Eye movement desensitization and reprocessing (EDMR) is thought to activate the different brain regions that are related to information processing and the inhibition of the activated brain regions known to cause the symptoms of post-traumatic stress disorder. Therefore, trauma-oriented cognitive behavioral therapy, when combined with EDMR, has been shown to be successful in managing the symptoms of the condition. This therapy is helpful in shortening the course of recovery.

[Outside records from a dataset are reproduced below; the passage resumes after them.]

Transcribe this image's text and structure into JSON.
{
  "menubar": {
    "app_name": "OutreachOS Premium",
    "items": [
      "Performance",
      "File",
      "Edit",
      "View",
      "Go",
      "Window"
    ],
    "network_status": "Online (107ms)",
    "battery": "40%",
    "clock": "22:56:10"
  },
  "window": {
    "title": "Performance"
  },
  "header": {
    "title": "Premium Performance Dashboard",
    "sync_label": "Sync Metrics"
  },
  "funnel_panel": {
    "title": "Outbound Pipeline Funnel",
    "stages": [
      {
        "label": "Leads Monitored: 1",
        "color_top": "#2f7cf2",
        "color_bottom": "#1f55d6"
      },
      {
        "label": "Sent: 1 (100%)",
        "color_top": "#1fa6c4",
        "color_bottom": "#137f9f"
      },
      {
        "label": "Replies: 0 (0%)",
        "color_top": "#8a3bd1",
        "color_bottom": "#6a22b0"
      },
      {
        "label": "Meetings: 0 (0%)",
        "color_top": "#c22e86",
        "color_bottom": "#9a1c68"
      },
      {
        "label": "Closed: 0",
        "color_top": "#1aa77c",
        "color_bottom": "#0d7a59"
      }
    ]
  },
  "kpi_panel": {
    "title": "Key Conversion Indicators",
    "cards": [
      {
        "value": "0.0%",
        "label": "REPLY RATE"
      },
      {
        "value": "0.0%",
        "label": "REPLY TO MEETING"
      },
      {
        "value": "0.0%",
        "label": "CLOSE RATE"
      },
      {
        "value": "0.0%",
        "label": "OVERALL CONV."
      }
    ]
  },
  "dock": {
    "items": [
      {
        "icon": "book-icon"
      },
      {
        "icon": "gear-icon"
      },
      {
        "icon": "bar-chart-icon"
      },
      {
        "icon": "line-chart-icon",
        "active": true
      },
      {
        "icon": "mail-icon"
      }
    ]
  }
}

Pharmacotherapy might be also indicated, especially in the early stages, to make it possible for the patient to go to work and still be integrated. Use of Benzodiazepine and atypical antipsychotics are not recommended in PTSD.


The medical treatment of choice for post-traumatic stress disorder that is not associated with depression is beta-blockers. Alpha-antagonists have also shown some efficacy.

Benzodiazepines should be avoided, if possible, due to the increased risk of drug dependence as it may lengthen the course of PTSD. Patients with comorbid depression usually respond well to antidepressants combined with beta-blockers. Prazosin has been shown to decrease the rate of nightmares and insomnia and lower the severity of the symptoms during the day.

Difference between Acute Stress Disorder and PTSD

Patients who experience a major traumatic event but have anxiety symptoms for only a short duration. To quantify for this diagnosis, the symptoms must occur within 1 month of the trauma and last for a maximum of 1 month. Symptoms are similar to those of PTSD.